Mais le succès n'a pas duré. La logique de la démocratie a suivi son cours.

Huit années ont couru depuis le pronostic de M. Henri Le Chatelier. Elles ont aggravé la commune misère de quiconque pense, écrit, rime, chante ou peint. Tous les autres salaires ont été relevés dans des proportions variables, en général assez fortes ; les travailleurs intellectuels ont été les plus mal partagés. Des savants éminents, des doyens de faculté, des recteurs d'Université annoncent tristement qu'ils vendent leur bibliothèque afin d'assurer leur existence et celle des leurs. Quant aux élèves, pour acheter des livres ou pour manger, beaucoup sont réduits à rechercher un travail manuel rémunérateur.

Jusqu'où ira-t-on en ce sens ? Nul signe favorable n'a été aperçu encore.

Le destin de l'Intelligence s'assombrit chaque jour.

Il y a vingt-cinq ans, on gardait un espoir dans la Révolution. Mais elle est venue.
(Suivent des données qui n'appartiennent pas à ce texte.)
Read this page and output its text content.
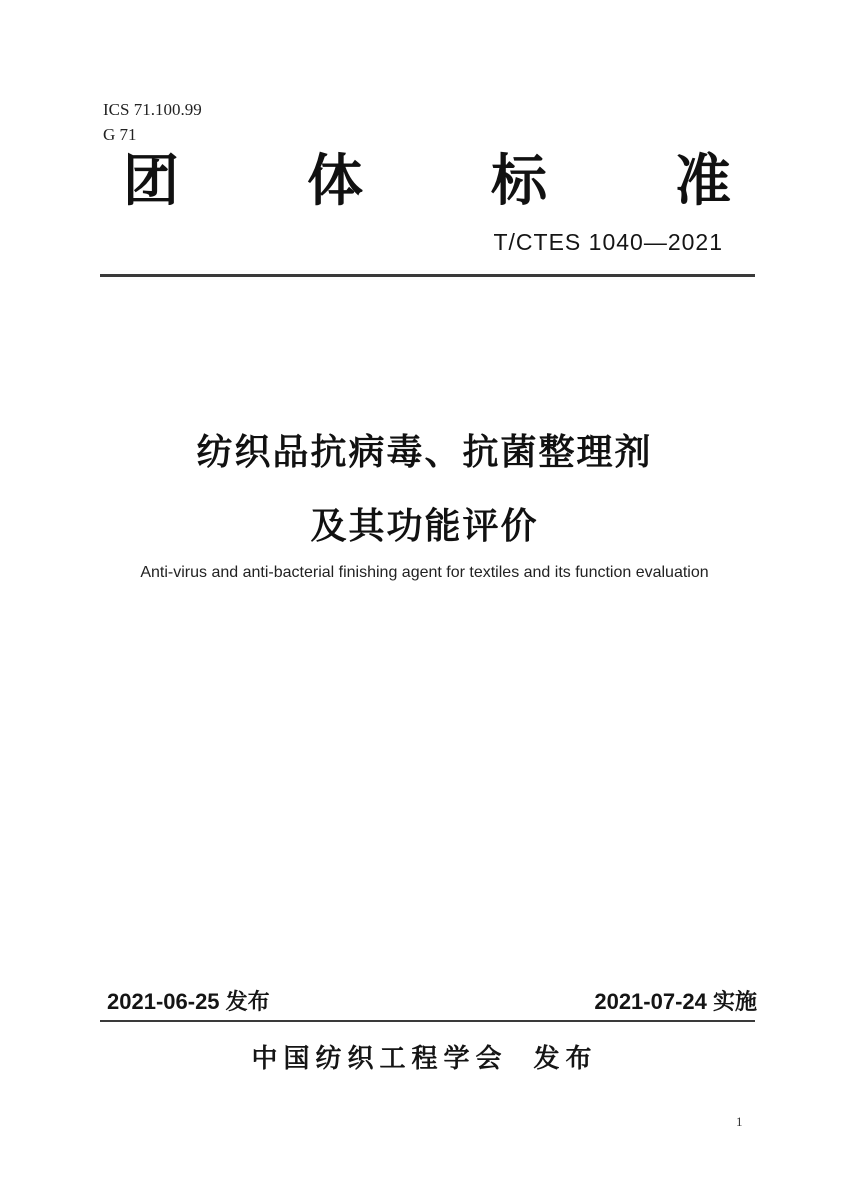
ICS 71.100.99
G 71
团 体 标 准
T/CTES 1040—2021
纺织品抗病毒、抗菌整理剂
及其功能评价
Anti-virus and anti-bacterial finishing agent for textiles and its function evaluation
2021-06-25 发布	2021-07-24 实施
中国纺织工程学会 发布
1
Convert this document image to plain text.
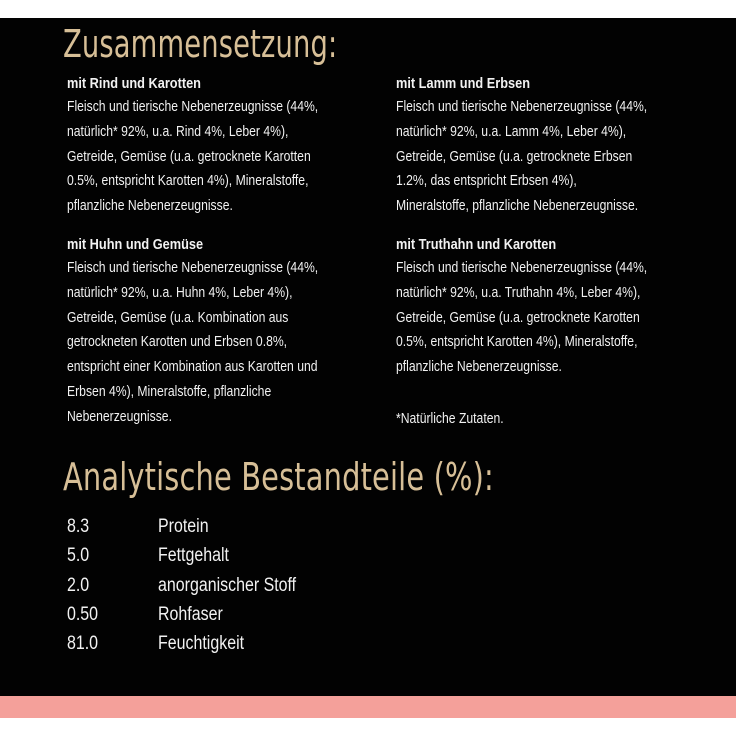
Zusammensetzung:
mit Rind und Karotten
Fleisch und tierische Nebenerzeugnisse (44%,
natürlich* 92%, u.a. Rind 4%, Leber 4%),
Getreide, Gemüse (u.a. getrocknete Karotten
0.5%, entspricht Karotten 4%), Mineralstoffe,
pflanzliche Nebenerzeugnisse.
mit Lamm und Erbsen
Fleisch und tierische Nebenerzeugnisse (44%,
natürlich* 92%, u.a. Lamm 4%, Leber 4%),
Getreide, Gemüse (u.a. getrocknete Erbsen
1.2%, das entspricht Erbsen 4%),
Mineralstoffe, pflanzliche Nebenerzeugnisse.
mit Huhn und Gemüse
Fleisch und tierische Nebenerzeugnisse (44%,
natürlich* 92%, u.a. Huhn 4%, Leber 4%),
Getreide, Gemüse (u.a. Kombination aus
getrockneten Karotten und Erbsen 0.8%,
entspricht einer Kombination aus Karotten und
Erbsen 4%), Mineralstoffe, pflanzliche
Nebenerzeugnisse.
mit Truthahn und Karotten
Fleisch und tierische Nebenerzeugnisse (44%,
natürlich* 92%, u.a. Truthahn 4%, Leber 4%),
Getreide, Gemüse (u.a. getrocknete Karotten
0.5%, entspricht Karotten 4%), Mineralstoffe,
pflanzliche Nebenerzeugnisse.
*Natürliche Zutaten.
Analytische Bestandteile (%):
8.3	Protein
5.0	Fettgehalt
2.0	anorganischer Stoff
0.50	Rohfaser
81.0	Feuchtigkeit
L'expérience révolutionnaire est faite. Son espoir a été trompé ; c'est aux intellectuels que s'est attaquée le plus violemment la révolution russe, elle en a tué par le fer ou le feu trois cent cinquante cinq mille deux cents cinquante, et cette belle statistique ne parle pas de ceux, instituteurs ou professeurs, avocats ou poètes, dont elle a eu raison par la famine ou par le froid.

Le règne de l'or, maître du fer, devenu l'arbitre de toute pensée séculière, se prolongera donc si l'on n'essaye pas une voie nouvelle qui permette de lui échapper. Quelle voie ? C'est ce que peut toujours montrer un petit livre né en 1905.